The piece includes vocals in the second movement, apparently written on the afternoon of the first performance by Deep Purple's front man Ian Gillan.

"The rest of the band had initially been quizzical to say the least. They did not read music and I had to teach them by rota. But the vocals are beautiful," said Jon, "written by a man feeling quite intimidated at being faced with a packed Albert Hall, a slightly worried RPO and a larger than life conductor."

This time it will be different. "This performance will be more Henley on a summer's evening than Wembley Arena. It will be more gentle and there will be less volume, to suit the setting. I am inordinately proud of the piece. It is my baby."

Jon moved to Henley in the 1970s, and like George Harrison before him, fell in love with the Thames-side town.
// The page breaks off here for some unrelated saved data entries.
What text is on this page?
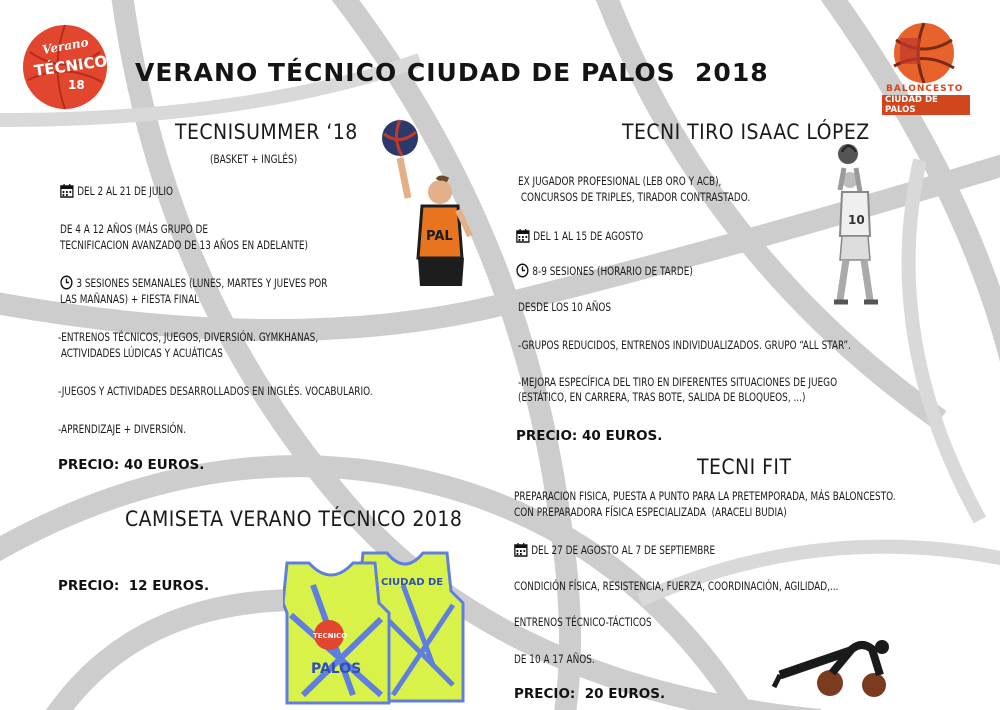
Verano
TÉCNICO
18	BALONCESTO
CIUDAD DE PALOS
VERANO TÉCNICO CIUDAD DE PALOS  2018
TECNISUMMER ‘18
(BASKET + INGLÉS)
DEL 2 AL 21 DE JULIO
DE 4 A 12 AÑOS (MÁS GRUPO DE
TECNIFICACION AVANZADO DE 13 AÑOS EN ADELANTE)
3 SESIONES SEMANALES (LUNES, MARTES Y JUEVES POR
LAS MAÑANAS) + FIESTA FINAL
-ENTRENOS TÉCNICOS, JUEGOS, DIVERSIÓN. GYMKHANAS,
ACTIVIDADES LÚDICAS Y ACUÁTICAS
-JUEGOS Y ACTIVIDADES DESARROLLADOS EN INGLÉS. VOCABULARIO.
-APRENDIZAJE + DIVERSIÓN.
PRECIO: 40 EUROS.
PAL
CAMISETA VERANO TÉCNICO 2018
PRECIO:  12 EUROS.	CIUDAD DE
TECNICO
PALOS
TECNI TIRO ISAAC LÓPEZ
EX JUGADOR PROFESIONAL (LEB ORO Y ACB),
CONCURSOS DE TRIPLES, TIRADOR CONTRASTADO.
DEL 1 AL 15 DE AGOSTO
8-9 SESIONES (HORARIO DE TARDE)
DESDE LOS 10 AÑOS
-GRUPOS REDUCIDOS, ENTRENOS INDIVIDUALIZADOS. GRUPO “ALL STAR”.
-MEJORA ESPECÍFICA DEL TIRO EN DIFERENTES SITUACIONES DE JUEGO
(ESTÁTICO, EN CARRERA, TRAS BOTE, SALIDA DE BLOQUEOS, ...)
PRECIO: 40 EUROS.
10
TECNI FIT
PREPARACION FISICA, PUESTA A PUNTO PARA LA PRETEMPORADA, MÁS BALONCESTO.
CON PREPARADORA FÍSICA ESPECIALIZADA  (ARACELI BUDIA)
DEL 27 DE AGOSTO AL 7 DE SEPTIEMBRE
CONDICIÓN FÍSICA, RESISTENCIA, FUERZA, COORDINACIÓN, AGILIDAD,...
ENTRENOS TÉCNICO-TÁCTICOS
DE 10 A 17 AÑOS.
PRECIO:  20 EUROS.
"I have travelled thousands of miles and played on countless stages, But I have always thought this the most beautiful place in the world."

One of his two daughters, Amy, who went to Gillotts School, now works in the town as the events manager at the Hotel Du Vin. His other daughter Sara works in the music industry.

Jon is now busily writing music and has set up a new 12-piece group, called the Gemini Band, which will embark on a world tour from November. A piano concerto is being recorded by EMI Classics and a Choral piece, From Darkness to Light, is to be performed in Hereford Cathedral.

Next year there are plans for a new orchestral piece in Durham Cathedral to mark the 175th anniversary of the founding of Durham University.

Hopefully, the shows with Sir John, usually performed for charity, will also continue. Sir John, who has holidayed at the Lords' holiday home in Minorca, is dedicating the next Rumpole novel, Rumpole and the Reign of Terror, to his cultured Henley friend. The more you think about it the literary knight and Lord of the keyboard are really not such an odd couple at all.

The 2006 Henley Festival runs from July 5 to 9. Tickets are sold per evening, giving festival-goers a range of top-class entertainment on each and every night. As well as The Rock Orchestra on Friday, July 7, treats in-store include Welsh baritone Bryn Terfel, a musical evening inspired by Shakespeare with Zo Wanamaker and Robert Lindsay, a celebration of the music of Leonard Bernstein, Status Quo as part of their 40th anniversary tour and much more in the way of music, street theatre, comedy and visual art.